'Pawns': Serbs In North Kosovo Stuck In Simmering Dispute

(@FahadShabbir)

'Pawns': Serbs in north Kosovo stuck in simmering dispute

In Kosovo's Mitrovica, Serbian flags and nationalist murals blanket the streets of its Serb enclave -- where the community effectively oversees a state within a divided city that is a symbolic flashpoint

Mitrovica, Kosovo, (APP - UrduPoint / Pakistan Point News - 23rd Nov, 2021 ) :In Kosovo's Mitrovica, Serbian flags and nationalist murals blanket the streets of its Serb enclave -- where the community effectively oversees a state within a divided city that is a symbolic flashpoint.

For the past two decades, Mitrovica in northern Kosovo has straddled a simmering fault line between Serbs in the north and ethnic Albanians in the south.

NATO underwrites the uneasy peace and the Ibar River effectively partitions the two communities.

The city is a microcosm of tensions, with Belgrade refusing to acknowledge Kosovo's 2008 independence declaration and rioting last month reigniting fears that clashes in the hotspot could inflame relations.

"There is a general opinion that a conflict is imminent," Jovana Radosavljevic, the director of local non-profit the New Social Initiative told AFP, saying tensions were at their highest levels in a decade.

The 33-year-old activist blames the rising temperature on populist rhetoric from Kosovo's new government led by Prime Minister Albin Kurti as well as distrust sown by officials in Belgrade.

"We are pawns in the game," she says.

Mitrovica's proximity to the Serbian border to the north has transformed the city's Serbian enclave into an instrument of Belgrade where unrest can be stirred and indirect pressure applied on Kosovo.

On and off EU-brokered talks have yielded little progress in recent years, while distrust persists between Kosovo Albanian and Serb communities following the Yugoslav wars in the late 1990s.

For centuries, Serbs have viewed Kosovo as the cradle of its culture and Orthodox faith, complicating efforts to strike a compromise deal.

Along Mitrovica's main thoroughfare, a towering statue of the medieval Serbian king Lazar points a defiant finger south where most of the city's 70,000 Albanians live.

"Kosovo is ours and will remain ours," says Serb resident Stefan Miljkovic, 28.

The Serbs in Mitrovica and a smattering of other northern enclaves have steadfastly refused to acknowledge Kosovo's independence.

Community members express defiance through civil disobedience -- everything from refusing to pay utility bills and taxes to declining to cross Mitrovica's bridge to interact with their Albanian neighbours.

Locals use Serbian dinars in shops and pupils study Belgrade-approved curriculum in schools.

"It's the Wild West here," says Dejan Nedeljkovic, a 38-year-old economist, who said he was once fired after a dispute with local Serb powerbrokers.

With an estimated Serb population of 12,000 Mitrovica, the enclave and other northern Serb areas are closely controlled by a party linked to the Serbian Progressive Party of President Aleksandar Vucic.

Most of the city's Serb minority works for Belgrade-funded institutions -- with employment prospects often linked to the individual's allegiance to the ruling Srpska Lista (SL) party, according to several local accounts.

"You can be as smart as you want, have gone to all the universities you want, if you are not a member of this political group, you have zero chance of getting a job in a public company," said Nedeljkovic.

Kosovo prosecutors suspect a criminal group led by senior SL officials masterminded the 2018 murder of opposition leader Oliver Ivanovic.

The slain politician was one of the few voices critical of both Belgrade and organised crime syndicates, while also pushing for cooperation between communities.

"We had a lot of problems after the murder.
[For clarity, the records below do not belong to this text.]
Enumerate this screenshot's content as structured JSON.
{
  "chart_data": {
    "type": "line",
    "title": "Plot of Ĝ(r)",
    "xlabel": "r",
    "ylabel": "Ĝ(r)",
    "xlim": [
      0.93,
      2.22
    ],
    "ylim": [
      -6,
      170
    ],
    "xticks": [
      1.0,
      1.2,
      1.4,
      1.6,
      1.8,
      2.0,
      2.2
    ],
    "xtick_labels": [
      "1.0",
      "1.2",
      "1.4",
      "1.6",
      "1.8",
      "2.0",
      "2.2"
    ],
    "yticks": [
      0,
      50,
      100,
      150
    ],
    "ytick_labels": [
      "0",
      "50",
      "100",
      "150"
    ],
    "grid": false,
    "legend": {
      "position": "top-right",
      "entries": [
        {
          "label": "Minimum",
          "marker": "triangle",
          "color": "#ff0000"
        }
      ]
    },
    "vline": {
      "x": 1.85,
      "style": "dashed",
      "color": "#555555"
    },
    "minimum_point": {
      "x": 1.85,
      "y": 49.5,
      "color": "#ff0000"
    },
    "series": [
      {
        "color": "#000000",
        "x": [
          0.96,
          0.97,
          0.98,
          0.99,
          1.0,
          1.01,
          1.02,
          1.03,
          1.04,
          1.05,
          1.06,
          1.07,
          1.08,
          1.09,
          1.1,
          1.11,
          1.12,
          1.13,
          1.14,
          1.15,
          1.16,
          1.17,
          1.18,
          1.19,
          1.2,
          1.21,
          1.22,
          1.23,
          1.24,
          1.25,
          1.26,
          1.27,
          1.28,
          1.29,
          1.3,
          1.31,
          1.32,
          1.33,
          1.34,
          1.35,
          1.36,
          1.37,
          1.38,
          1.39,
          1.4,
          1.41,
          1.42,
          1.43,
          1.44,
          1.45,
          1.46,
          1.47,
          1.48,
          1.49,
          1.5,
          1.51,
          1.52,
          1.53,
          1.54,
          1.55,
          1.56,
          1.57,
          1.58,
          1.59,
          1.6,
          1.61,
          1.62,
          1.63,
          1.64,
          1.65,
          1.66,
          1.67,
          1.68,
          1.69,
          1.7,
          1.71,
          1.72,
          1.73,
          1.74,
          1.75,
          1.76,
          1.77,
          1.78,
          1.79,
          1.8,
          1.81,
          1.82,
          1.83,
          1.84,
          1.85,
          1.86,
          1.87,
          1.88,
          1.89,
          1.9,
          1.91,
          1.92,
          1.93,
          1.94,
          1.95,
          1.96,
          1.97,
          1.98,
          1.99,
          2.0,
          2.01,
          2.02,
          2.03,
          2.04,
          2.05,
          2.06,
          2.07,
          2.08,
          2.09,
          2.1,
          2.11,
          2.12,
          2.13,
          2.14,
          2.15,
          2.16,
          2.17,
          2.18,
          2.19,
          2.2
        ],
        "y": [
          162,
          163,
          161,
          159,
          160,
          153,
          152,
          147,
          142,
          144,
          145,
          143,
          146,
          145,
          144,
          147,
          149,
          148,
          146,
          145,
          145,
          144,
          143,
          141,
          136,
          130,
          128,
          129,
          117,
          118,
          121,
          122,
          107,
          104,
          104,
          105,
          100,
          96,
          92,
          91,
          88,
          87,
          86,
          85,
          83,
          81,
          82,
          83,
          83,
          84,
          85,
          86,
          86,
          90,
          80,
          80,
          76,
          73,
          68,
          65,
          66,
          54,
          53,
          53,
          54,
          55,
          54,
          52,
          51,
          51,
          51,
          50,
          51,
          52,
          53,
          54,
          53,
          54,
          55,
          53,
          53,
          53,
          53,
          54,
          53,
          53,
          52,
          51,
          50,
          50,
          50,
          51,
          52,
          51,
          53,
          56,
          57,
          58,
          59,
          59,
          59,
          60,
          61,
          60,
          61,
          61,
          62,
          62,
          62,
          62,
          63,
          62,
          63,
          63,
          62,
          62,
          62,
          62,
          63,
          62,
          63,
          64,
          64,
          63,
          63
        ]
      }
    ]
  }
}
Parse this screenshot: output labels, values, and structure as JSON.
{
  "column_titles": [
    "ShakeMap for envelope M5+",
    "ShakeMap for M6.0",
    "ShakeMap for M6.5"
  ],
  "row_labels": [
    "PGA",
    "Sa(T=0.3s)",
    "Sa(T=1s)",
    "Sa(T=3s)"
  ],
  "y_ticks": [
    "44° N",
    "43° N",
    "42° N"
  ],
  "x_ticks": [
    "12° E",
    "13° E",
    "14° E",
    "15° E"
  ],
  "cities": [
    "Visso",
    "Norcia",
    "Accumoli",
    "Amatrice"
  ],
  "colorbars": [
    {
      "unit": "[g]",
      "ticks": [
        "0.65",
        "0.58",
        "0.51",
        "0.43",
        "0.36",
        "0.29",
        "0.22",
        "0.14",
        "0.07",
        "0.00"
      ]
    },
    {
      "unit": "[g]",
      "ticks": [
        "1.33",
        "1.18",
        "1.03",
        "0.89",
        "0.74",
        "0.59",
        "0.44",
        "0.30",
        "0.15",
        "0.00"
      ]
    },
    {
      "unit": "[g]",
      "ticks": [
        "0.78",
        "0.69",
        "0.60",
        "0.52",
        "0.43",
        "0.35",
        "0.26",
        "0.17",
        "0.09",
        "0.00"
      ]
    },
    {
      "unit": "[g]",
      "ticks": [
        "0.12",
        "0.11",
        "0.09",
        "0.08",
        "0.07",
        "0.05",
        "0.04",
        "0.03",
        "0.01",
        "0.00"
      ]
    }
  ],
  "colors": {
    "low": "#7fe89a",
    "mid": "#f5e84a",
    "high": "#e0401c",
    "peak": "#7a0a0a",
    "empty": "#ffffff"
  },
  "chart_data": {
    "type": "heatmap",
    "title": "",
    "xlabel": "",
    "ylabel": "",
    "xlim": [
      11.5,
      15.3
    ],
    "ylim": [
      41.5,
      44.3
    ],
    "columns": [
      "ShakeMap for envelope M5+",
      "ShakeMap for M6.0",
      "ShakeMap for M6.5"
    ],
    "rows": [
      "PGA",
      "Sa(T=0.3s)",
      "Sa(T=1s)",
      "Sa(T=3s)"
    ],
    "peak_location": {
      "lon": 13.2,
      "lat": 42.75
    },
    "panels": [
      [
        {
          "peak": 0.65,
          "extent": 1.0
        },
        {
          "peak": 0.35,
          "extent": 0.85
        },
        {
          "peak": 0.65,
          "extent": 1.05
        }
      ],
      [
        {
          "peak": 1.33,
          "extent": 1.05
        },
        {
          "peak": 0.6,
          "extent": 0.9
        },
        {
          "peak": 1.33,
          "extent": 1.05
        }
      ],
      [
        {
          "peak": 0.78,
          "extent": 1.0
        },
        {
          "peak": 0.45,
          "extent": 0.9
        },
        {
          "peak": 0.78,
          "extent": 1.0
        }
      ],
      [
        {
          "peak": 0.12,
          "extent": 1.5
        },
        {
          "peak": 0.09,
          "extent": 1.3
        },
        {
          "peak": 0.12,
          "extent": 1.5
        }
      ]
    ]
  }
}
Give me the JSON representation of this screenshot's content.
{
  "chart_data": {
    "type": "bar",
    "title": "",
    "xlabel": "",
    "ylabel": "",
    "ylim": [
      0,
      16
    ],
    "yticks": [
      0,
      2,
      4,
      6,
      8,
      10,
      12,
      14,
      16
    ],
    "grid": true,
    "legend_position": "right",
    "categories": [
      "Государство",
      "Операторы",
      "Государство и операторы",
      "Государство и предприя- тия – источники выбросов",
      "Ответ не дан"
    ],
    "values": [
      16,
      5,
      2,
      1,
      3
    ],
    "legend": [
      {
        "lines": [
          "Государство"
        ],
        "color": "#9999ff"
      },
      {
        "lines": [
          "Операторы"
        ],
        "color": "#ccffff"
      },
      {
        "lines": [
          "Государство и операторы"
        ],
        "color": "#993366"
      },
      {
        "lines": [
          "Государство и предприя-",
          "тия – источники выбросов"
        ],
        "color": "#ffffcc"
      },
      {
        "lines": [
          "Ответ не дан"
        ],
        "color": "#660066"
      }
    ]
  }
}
The pressure was unbearable," says Ksenija Bozovic, a close advisor to Ivanovic.

"We had tried to run for office on our own and look what happened... a champion of democracy and dialogue, was assassinated in broad daylight." She nonetheless joined forces with the ruling SL party during recent elections, saying Serbs needed to be united.

Limited prospects in Mitrovica have pushed many young and ambitious Serbs to leave.

"I don't see any prospects for my children in Kosovo," says Nedeljkovic. "When they finish high school at 18, I will send them to central Serbia and then they will have to manage, probably in Western Europe." In the years following the war, the deep divisions separating Albanians and Serbs have calcified, leaving little room for dialogue with few able to speak the other's language.

But before the conflict, the city's residents lived in mixed neighbourhoods, recalls Naser Dribani -- a 52-year-old Roma who left Mitrovica in 1999 and now lives in France.

"Before, there were no races," he laments, saying he had recently travelled back to the city to sell his home.

"This is not a life. We can't go back to living here."